A devastação de matas, de terras para o plantio de monoculturas como a soja (que não é alimento humano) leva a um desastre. No Brasil, disse José Luztemberg, com dinheiro do Banco Mundial, pequenos agricultores assentados em Rondônia, iam deixando para trás áreas devastadas e cortando outras. No Brasil central, o Cerrado deu lugar à plantação de soja, alimento de cães e gado, mas improprio para humanos. São mercadorias que geram lucro às empresas, mas geram também doenças nos locais assolados. É um genocídio cultural e ecológico. São desastres dos tempos atuais.

A criação de gado em massa também devasta. Granjas ou campos de concentração para fabricação de ovos também devastam. Há casos em que as rações das aves contém leite em pó. Leite em pó! Isso coloca as galinhas em competição com os humanos. É chocante.
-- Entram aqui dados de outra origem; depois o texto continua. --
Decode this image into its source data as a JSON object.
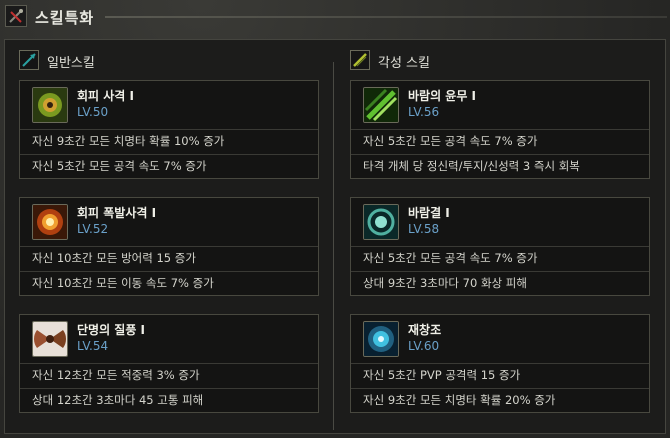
{
  "header": {
    "title": "스킬특화"
  },
  "colors": {
    "level": "#6aa0c8",
    "accent_left": "#2aa0a0",
    "accent_right": "#b0c030"
  },
  "columns": [
    {
      "title": "일반스킬",
      "icon": "arrow-icon",
      "cards": [
        {
          "name": "회피 사격 I",
          "level": "LV.50",
          "icon": "green-orb-icon",
          "effects": [
            "자신 9초간 모든 치명타 확률 10% 증가",
            "자신 5초간 모든 공격 속도 7% 증가"
          ]
        },
        {
          "name": "회피 폭발사격 I",
          "level": "LV.52",
          "icon": "fire-burst-icon",
          "effects": [
            "자신 10초간 모든 방어력 15 증가",
            "자신 10초간 모든 이동 속도 7% 증가"
          ]
        },
        {
          "name": "단명의 질풍 I",
          "level": "LV.54",
          "icon": "whirlwind-icon",
          "effects": [
            "자신 12초간 모든 적중력 3% 증가",
            "상대 12초간 3초마다 45 고통 피해"
          ]
        }
      ]
    },
    {
      "title": "각성 스킬",
      "icon": "sword-icon",
      "cards": [
        {
          "name": "바람의 윤무 I",
          "level": "LV.56",
          "icon": "green-slash-icon",
          "effects": [
            "자신 5초간 모든 공격 속도 7% 증가",
            "타격 개체 당 정신력/투지/신성력 3 즉시 회복"
          ]
        },
        {
          "name": "바람결 I",
          "level": "LV.58",
          "icon": "wind-swirl-icon",
          "effects": [
            "자신 5초간 모든 공격 속도 7% 증가",
            "상대 9초간 3초마다 70 화상 피해"
          ]
        },
        {
          "name": "재창조",
          "level": "LV.60",
          "icon": "cyan-vortex-icon",
          "effects": [
            "자신 5초간 PVP 공격력 15 증가",
            "자신 9초간 모든 치명타 확률 20% 증가"
          ]
        }
      ]
    }
  ]
}
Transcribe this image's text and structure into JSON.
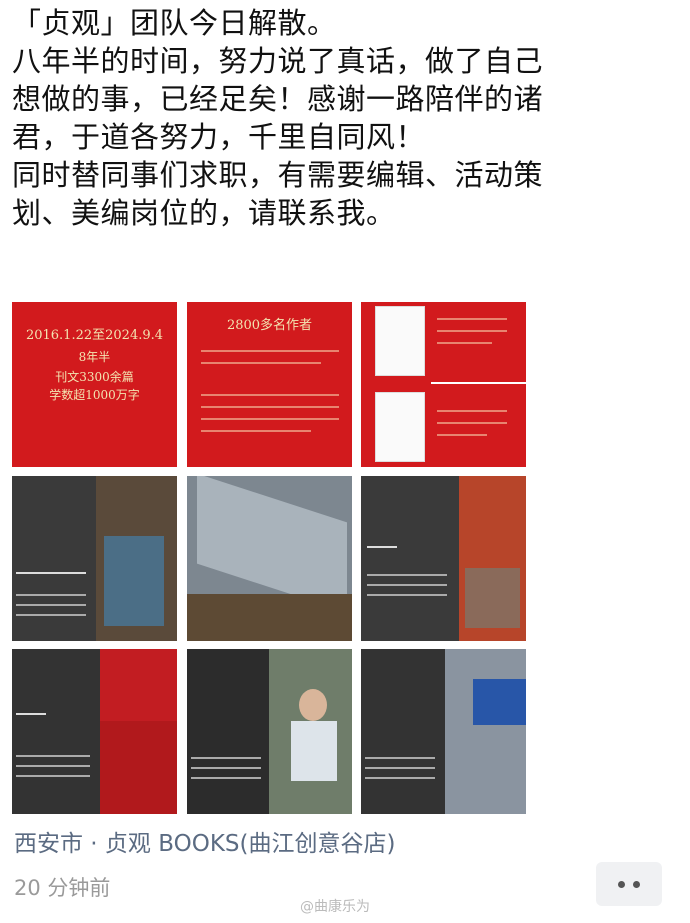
{
  "post": {
    "lines": [
      "「贞观」团队今日解散。",
      "八年半的时间，努力说了真话，做了自己",
      "想做的事，已经足矣！感谢一路陪伴的诸",
      "君，于道各努力，千里自同风！",
      "同时替同事们求职，有需要编辑、活动策",
      "划、美编岗位的，请联系我。"
    ]
  },
  "images": {
    "tile1": {
      "line1": "2016.1.22至2024.9.4",
      "line2": "8年半",
      "line3": "刊文3300余篇",
      "line4": "学数超1000万字"
    },
    "tile2": {
      "heading": "2800多名作者"
    }
  },
  "location": "西安市 · 贞观 BOOKS(曲江创意谷店)",
  "timestamp": "20 分钟前",
  "watermark": "@曲康乐为",
  "colors": {
    "tile_red": "#d21a1d",
    "tile_gray": "#3a3a3a",
    "link_blue": "#5b6b82"
  }
}
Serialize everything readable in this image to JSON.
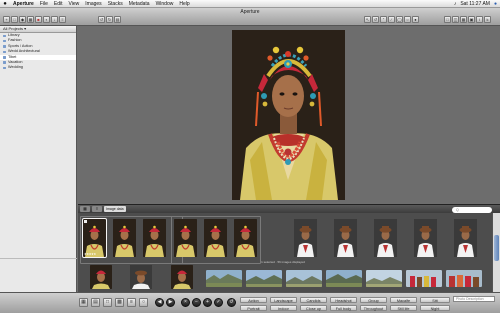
{
  "menubar": {
    "apple_icon": "apple-icon",
    "items": [
      "Aperture",
      "File",
      "Edit",
      "View",
      "Images",
      "Stacks",
      "Metadata",
      "Window",
      "Help"
    ],
    "clock": "Sat 11:27 AM"
  },
  "window": {
    "title": "Aperture"
  },
  "sidebar": {
    "header": "All Projects ▾",
    "items": [
      {
        "label": "Library"
      },
      {
        "label": "Fashion"
      },
      {
        "label": "Sports / Action"
      },
      {
        "label": "Wedd Architectural"
      },
      {
        "label": "Tibet",
        "selected": true
      },
      {
        "label": "Vacation"
      },
      {
        "label": "Wedding"
      }
    ],
    "footer": "Vault"
  },
  "browser": {
    "mode_button": "Image data",
    "search_placeholder": "Q",
    "caption": "1 selected · 56 images displayed",
    "selected_stars": "★★★★★"
  },
  "keywords": {
    "input_placeholder": "Photo Description",
    "row1": [
      "Action",
      "Landscape",
      "Candids",
      "Headshot",
      "Group",
      "Macalfe",
      "Sitt"
    ],
    "row2": [
      "Portrait",
      "Indoor",
      "Close up",
      "Full body",
      "Throughout",
      "Still life",
      "Night"
    ]
  },
  "accent": "#5e83b8"
}
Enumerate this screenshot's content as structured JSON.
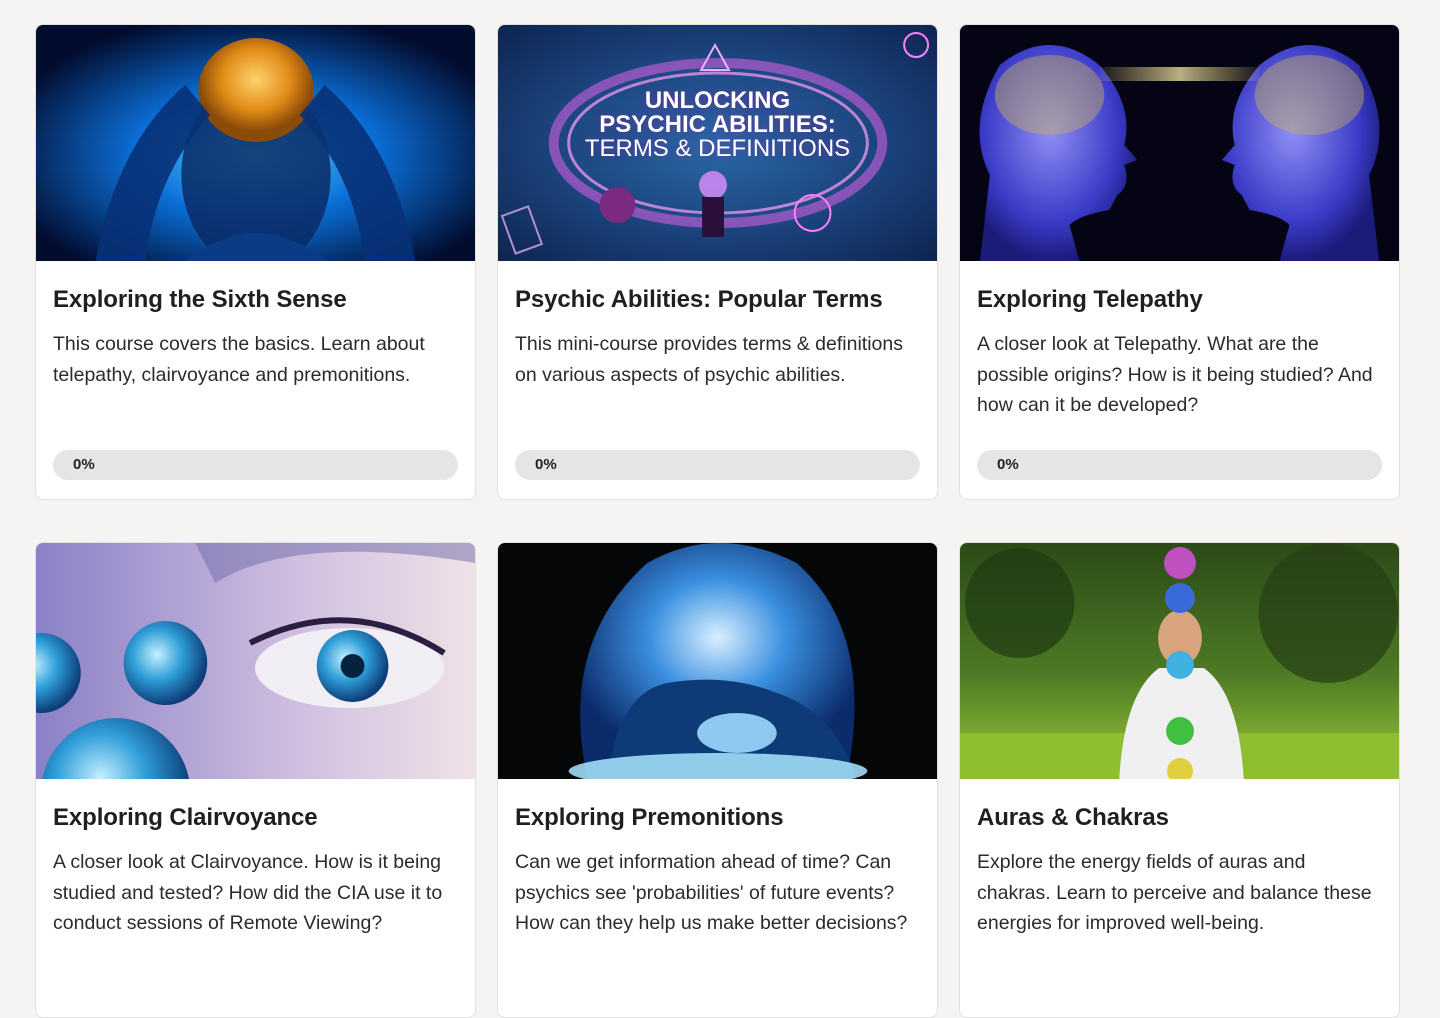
{
  "courses": [
    {
      "title": "Exploring the Sixth Sense",
      "description": "This course covers the basics. Learn about telepathy, clairvoyance and premonitions.",
      "progress": 0,
      "progress_label": "0%",
      "image_icon": "sixth-sense-brain-image"
    },
    {
      "title": "Psychic Abilities: Popular Terms",
      "description": "This mini-course provides terms & definitions on various aspects of psychic abilities.",
      "progress": 0,
      "progress_label": "0%",
      "image_icon": "psychic-terms-image",
      "image_text": [
        "UNLOCKING",
        "PSYCHIC ABILITIES:",
        "TERMS & DEFINITIONS"
      ]
    },
    {
      "title": "Exploring Telepathy",
      "description": "A closer look at Telepathy. What are the possible origins? How is it being studied? And how can it be developed?",
      "progress": 0,
      "progress_label": "0%",
      "image_icon": "telepathy-heads-image"
    },
    {
      "title": "Exploring Clairvoyance",
      "description": "A closer look at Clairvoyance. How is it being studied and tested? How did the CIA use it to conduct sessions of Remote Viewing?",
      "image_icon": "clairvoyance-eye-image"
    },
    {
      "title": "Exploring Premonitions",
      "description": "Can we get information ahead of time? Can psychics see 'probabilities' of future events? How can they help us make better decisions?",
      "image_icon": "premonitions-dream-image"
    },
    {
      "title": "Auras & Chakras",
      "description": "Explore the energy fields of auras and chakras. Learn to perceive and balance these energies for improved well-being.",
      "image_icon": "auras-chakras-meditation-image"
    }
  ]
}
O que temos? Vírus surgem das metodologias das empresas em produzir para o mercado rápido e voraz, não ecológico, nem sustentável. Perdem suas moradias em outros animais e plantas com a devastação das matas e florestas e avançam em outros corpos. O ministro sabe disso, mas faz palhaçada com as mortes dos brasileiros que já morrem com suas reformas. Imaginem agora privatizar o SUS como ele disse na reunião.

MARTA BELLINI

*Professora aposentada da Universidade Estadual de Maringá. Com doutorado em Psicologia, mestrado em educação e graduação em Biologia, diletante em Literatura, uma ornitorrinco, tem a sorte de continuar a ser integrante do Grupo de pesquisa Science Studies CNPq-UEM, na mesma universidade, grupo interdisciplinar de pessoas da filosofia, pedagogia, biologia, física, psicologia entre outras áreas. Sindicalistas nos períodos necessários, teve a honra de participar com colegas de duas grandes greves, a de setembro de 2001 a março de 2002, e a de abril-maio de 2015, as duas contra privatização das universidades públicas do Paraná e a última, também contra a reforma da previdência, além, é claro, de lutar da dignidade salarial.